Sam Greenfield: There's another part of this. And the other part that we don't talk about because it's been such a constant is the fanaticism. If the fanaticism, how does the fanaticism become quelled? How does the fact that  Gaza is now going to be in the hands of the Palestinians and part of the celebration is burning an Israeli flag, and Hamas announcing that they are not going to stop or lessen their terrorist activities. Given that, what kind of hope is there for a long-range future?

Grant Smith: Well, that  fanaticism , we believe is going to die down, because it is driven by the occupation...

Armstrong Williams: Oh really?

Grant Smith: Really, if you believe that type of fanaticism will continue even after incremental transfers of territory, which again are the biggest driver of their terrorist activities, will continue, it won't. Because it will be it will be completely debased it will be undercut, because of the fact that they have actually, not succeeded via terrorism, but succeeded in dampening and quelling some of the motivations for an occupied people to strike back with the only thing that they have.

Armstrong Williams: Do you agree, Sam Greenfield, that once the Israelis leave the land, the Israelis once had, that it will fall to the level of the other land that Palestinians own?

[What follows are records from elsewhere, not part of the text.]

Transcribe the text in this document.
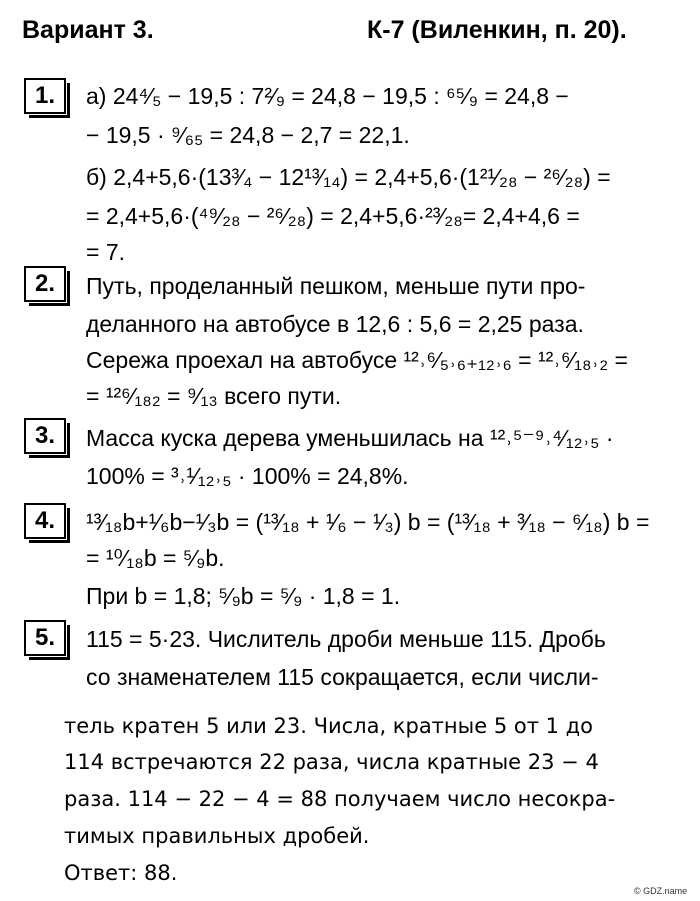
Вариант 3.	К-7 (Виленкин, п. 20).
1.	а) 24⁴⁄₅ − 19,5 : 7²⁄₉ = 24,8 − 19,5 : ⁶⁵⁄₉ = 24,8 −
− 19,5 · ⁹⁄₆₅ = 24,8 − 2,7 = 22,1.
б) 2,4+5,6·(13³⁄₄ − 12¹³⁄₁₄) = 2,4+5,6·(1²¹⁄₂₈ − ²⁶⁄₂₈) =
= 2,4+5,6·(⁴⁹⁄₂₈ − ²⁶⁄₂₈) = 2,4+5,6·²³⁄₂₈= 2,4+4,6 =
= 7.
2.	Путь, проделанный пешком, меньше пути про-
деланного на автобусе в 12,6 : 5,6 = 2,25 раза.
Сережа проехал на автобусе ¹²˒⁶⁄₅˒₆₊₁₂˒₆ = ¹²˒⁶⁄₁₈˒₂ =
= ¹²⁶⁄₁₈₂ = ⁹⁄₁₃ всего пути.
3.	Масса куска дерева уменьшилась на ¹²˒⁵⁻⁹˒⁴⁄₁₂˒₅ ·
100% = ³˒¹⁄₁₂˒₅ · 100% = 24,8%.
4.	¹³⁄₁₈b+¹⁄₆b−¹⁄₃b = (¹³⁄₁₈ + ¹⁄₆ − ¹⁄₃) b = (¹³⁄₁₈ + ³⁄₁₈ − ⁶⁄₁₈) b =
= ¹⁰⁄₁₈b = ⁵⁄₉b.
При b = 1,8; ⁵⁄₉b = ⁵⁄₉ · 1,8 = 1.
5.	115 = 5·23. Числитель дроби меньше 115. Дробь
со знаменателем 115 сокращается, если числи-
тель кратен 5 или 23. Числа, кратные 5 от 1 до
114 встречаются 22 раза, числа кратные 23 − 4
раза. 114 − 22 − 4 = 88 получаем число несокра-
тимых правильных дробей.
Ответ: 88.
© GDZ.name
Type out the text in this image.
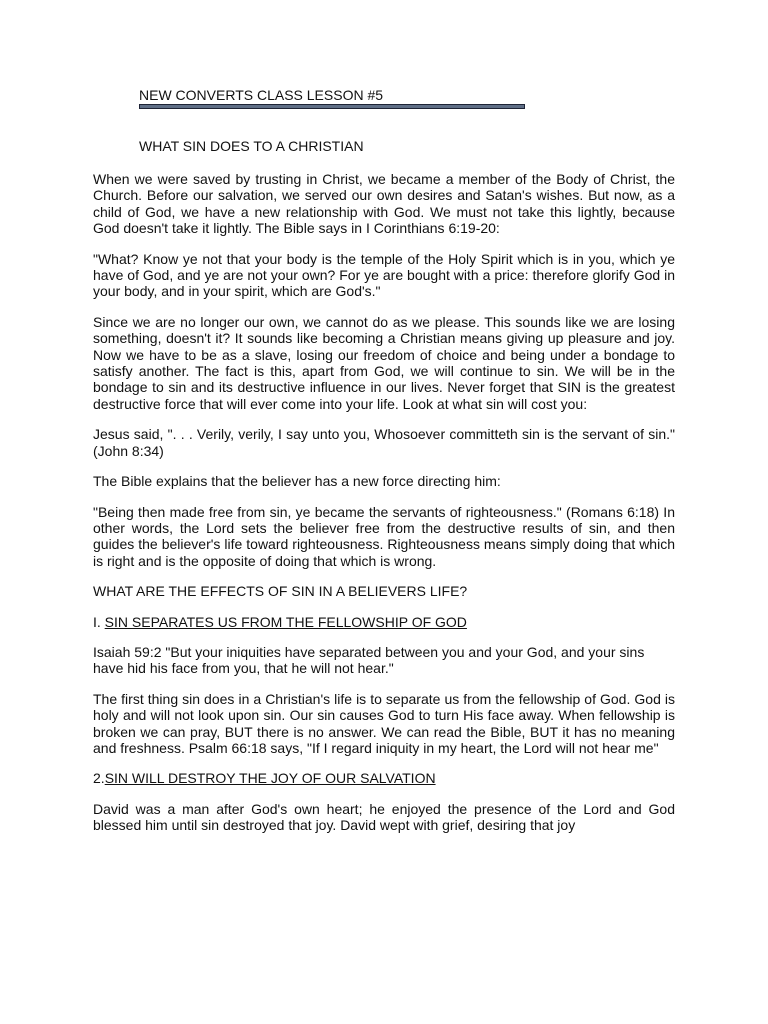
NEW CONVERTS CLASS LESSON #5
WHAT SIN DOES TO A CHRISTIAN

When we were saved by trusting in Christ, we became a member of the Body of Christ, the Church. Before our salvation, we served our own desires and Satan's wishes. But now, as a child of God, we have a new relationship with God. We must not take this lightly, because God doesn't take it lightly. The Bible says in I Corinthians 6:19-20:

"What? Know ye not that your body is the temple of the Holy Spirit which is in you, which ye have of God, and ye are not your own? For ye are bought with a price: therefore glorify God in your body, and in your spirit, which are God's."

Since we are no longer our own, we cannot do as we please. This sounds like we are losing something, doesn't it? It sounds like becoming a Christian means giving up pleasure and joy. Now we have to be as a slave, losing our freedom of choice and being under a bondage to satisfy another. The fact is this, apart from God, we will continue to sin. We will be in the bondage to sin and its destructive influence in our lives. Never forget that SIN is the greatest destructive force that will ever come into your life. Look at what sin will cost you:

Jesus said, ". . . Verily, verily, I say unto you, Whosoever committeth sin is the servant of sin." (John 8:34)

The Bible explains that the believer has a new force directing him:

"Being then made free from sin, ye became the servants of righteousness." (Romans 6:18) In other words, the Lord sets the believer free from the destructive results of sin, and then guides the believer's life toward righteousness. Righteousness means simply doing that which is right and is the opposite of doing that which is wrong.

WHAT ARE THE EFFECTS OF SIN IN A BELIEVERS LIFE?

I. SIN SEPARATES US FROM THE FELLOWSHIP OF GOD

Isaiah 59:2 "But your iniquities have separated between you and your God, and your sins have hid his face from you, that he will not hear."

The first thing sin does in a Christian's life is to separate us from the fellowship of God. God is holy and will not look upon sin. Our sin causes God to turn His face away. When fellowship is broken we can pray, BUT there is no answer. We can read the Bible, BUT it has no meaning and freshness. Psalm 66:18 says, "If I regard iniquity in my heart, the Lord will not hear me"

2.SIN WILL DESTROY THE JOY OF OUR SALVATION

David was a man after God's own heart; he enjoyed the presence of the Lord and God blessed him until sin destroyed that joy. David wept with grief, desiring that joy
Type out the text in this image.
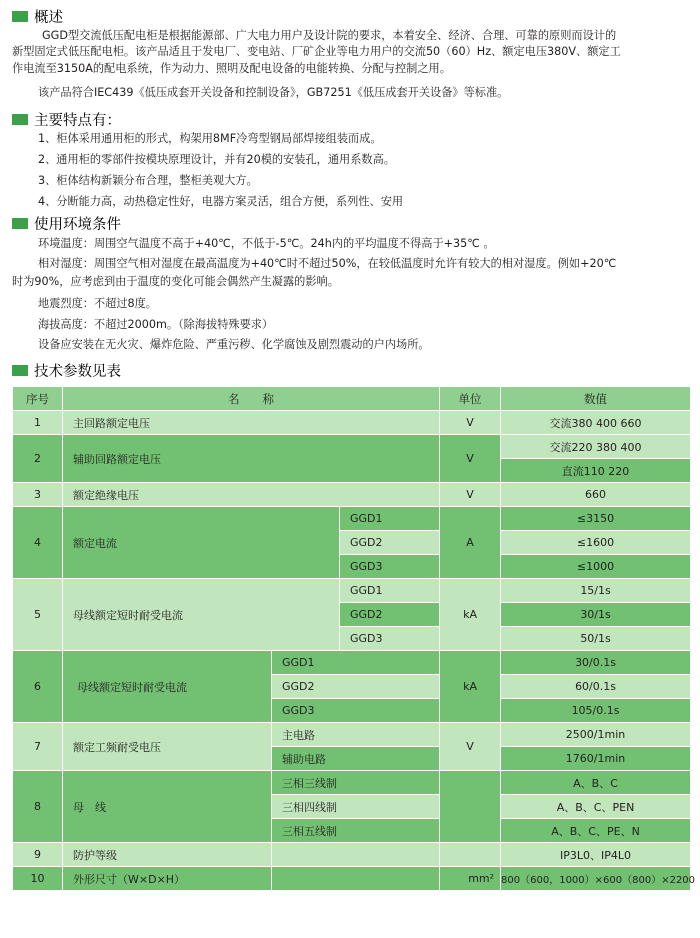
概述
GGD型交流低压配电柜是根据能源部、广大电力用户及设计院的要求，本着安全、经济、合理、可靠的原则而设计的
新型固定式低压配电柜。该产品适且于发电厂、变电站、厂矿企业等电力用户的交流50（60）Hz、额定电压380V、额定工
作电流至3150A的配电系统，作为动力、照明及配电设备的电能转换、分配与控制之用。
该产品符合IEC439《低压成套开关设备和控制设备》，GB7251《低压成套开关设备》等标准。
主要特点有：
1、柜体采用通用柜的形式，构架用8MF冷弯型钢局部焊接组装而成。
2、通用柜的零部件按模块原理设计，并有20模的安装孔，通用系数高。
3、柜体结构新颖分布合理，整柜美观大方。
4、分断能力高，动热稳定性好，电器方案灵活，组合方便，系列性、安用
使用环境条件
环境温度：周围空气温度不高于+40℃，不低于-5℃。24h内的平均温度不得高于+35℃ 。
相对湿度：周围空气相对湿度在最高温度为+40℃时不超过50%，在较低温度时允许有较大的相对湿度。例如+20℃
时为90%，应考虑到由于温度的变化可能会偶然产生凝露的影响。
地震烈度：不超过8度。
海拔高度：不超过2000m。（除海拔特殊要求）
设备应安装在无火灾、爆炸危险、严重污秽、化学腐蚀及剧烈震动的户内场所。
技术参数见表
序号	名　　称			单位	数值
1	主回路额定电压			V	交流380 400 660
2	辅助回路额定电压			V	交流220 380 400
					直流110 220
3	额定绝缘电压			V	660
4	额定电流		GGD1	A	≤3150
			GGD2		≤1600
			GGD3		≤1000
5	母线额定短时耐受电流		GGD1	kA	15/1s
			GGD2		30/1s
			GGD3		50/1s
6	母线额定短时耐受电流	GGD1		kA	30/0.1s
		GGD2			60/0.1s
		GGD3			105/0.1s
7	额定工频耐受电压	主电路		V	2500/1min
		辅助电路			1760/1min
8	母　线	三相三线制			A、B、C
		三相四线制			A、B、C、PEN
		三相五线制			A、B、C、PE、N
9	防护等级				IP3L0、IP4L0
10	外形尺寸（W×D×H）			mm²	800（600，1000）×600（800）×2200
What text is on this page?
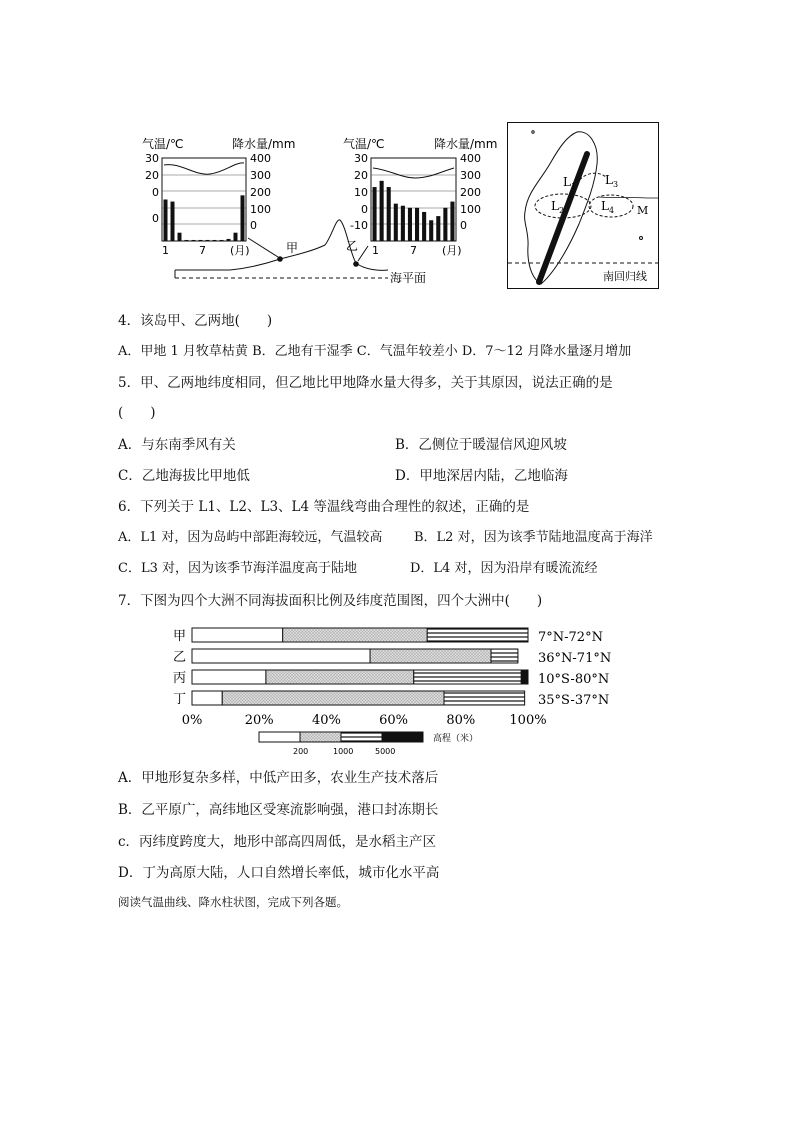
气温/℃	降水量/mm
30
20
0
0
400
300
200
100
0
1	7 (月)
气温/℃	降水量/mm
30
20
10
0
-10
400
300
200
100
0
1	7 (月)
甲	乙
海平面
$L_1$
$L_2$
$L_3$
$L_4$ M
南回归线
4．该岛甲、乙两地(　　)
A．甲地 1 月牧草枯黄 B．乙地有干湿季 C．气温年较差小 D．7～12 月降水量逐月增加
5．甲、乙两地纬度相同，但乙地比甲地降水量大得多，关于其原因，说法正确的是
(　　)
A．与东南季风有关	B．乙侧位于暖湿信风迎风坡
C．乙地海拔比甲地低	D．甲地深居内陆，乙地临海
6．下列关于 L1、L2、L3、L4 等温线弯曲合理性的叙述，正确的是
A．L1 对，因为岛屿中部距海较远，气温较高 B．L2 对，因为该季节陆地温度高于海洋
C．L3 对，因为该季节海洋温度高于陆地	D．L4 对，因为沿岸有暖流流经
7．下图为四个大洲不同海拔面积比例及纬度范围图，四个大洲中(　　)
甲	7°N-72°N
乙	36°N-71°N
丙	10°S-80°N
丁	35°S-37°N
0%	20%	40%	60%	80%	100%
高程（米）
200	1000	5000
A．甲地形复杂多样，中低产田多，农业生产技术落后
B．乙平原广，高纬地区受寒流影响强，港口封冻期长
c．丙纬度跨度大，地形中部高四周低，是水稻主产区
D．丁为高原大陆，人口自然增长率低，城市化水平高
阅读气温曲线、降水柱状图，完成下列各题。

Sam Greenfield: In what regard?

Armstrong Williams: Economic.

Grant Smith: We need to look at whether or not the Palestinians will   be allowed to actually access any of the resources that they'll need for economic development. One of the great success stories is the installation of a Coca-Cola bottling plant so that there could actually be jobs and distribution of our signature product here in the United States and actually have a little bit of wealth development. But if the private sector can't get in, can't put in infrastructure, if the Palestinians can't tap any international capital, they're certainly not going to get $60 billion in off-the-books money, but if they can't even get $10 or $20 [billion] per year, on a regular basis for economic development, if they're essentially put in a cage of discontiguous parcels, well maybe it will descend into chaos, but it'll have a reason for it descending into chaos. If there is no capital flow into the region, it has a bleak future.

Sam Greenfield: Listen, we want to thank you for your time, Grant. Grant Smith, research director, Institute for Research: Middle Eastern Policy talking about the Gaza pullout, thank you very much.

Grant Smith: Alright, thank you for having me.

Armstrong Williams: And I must say, there is some merit to some of the things that you were saying. Some of them, I even have to admit, that I didn't first admit.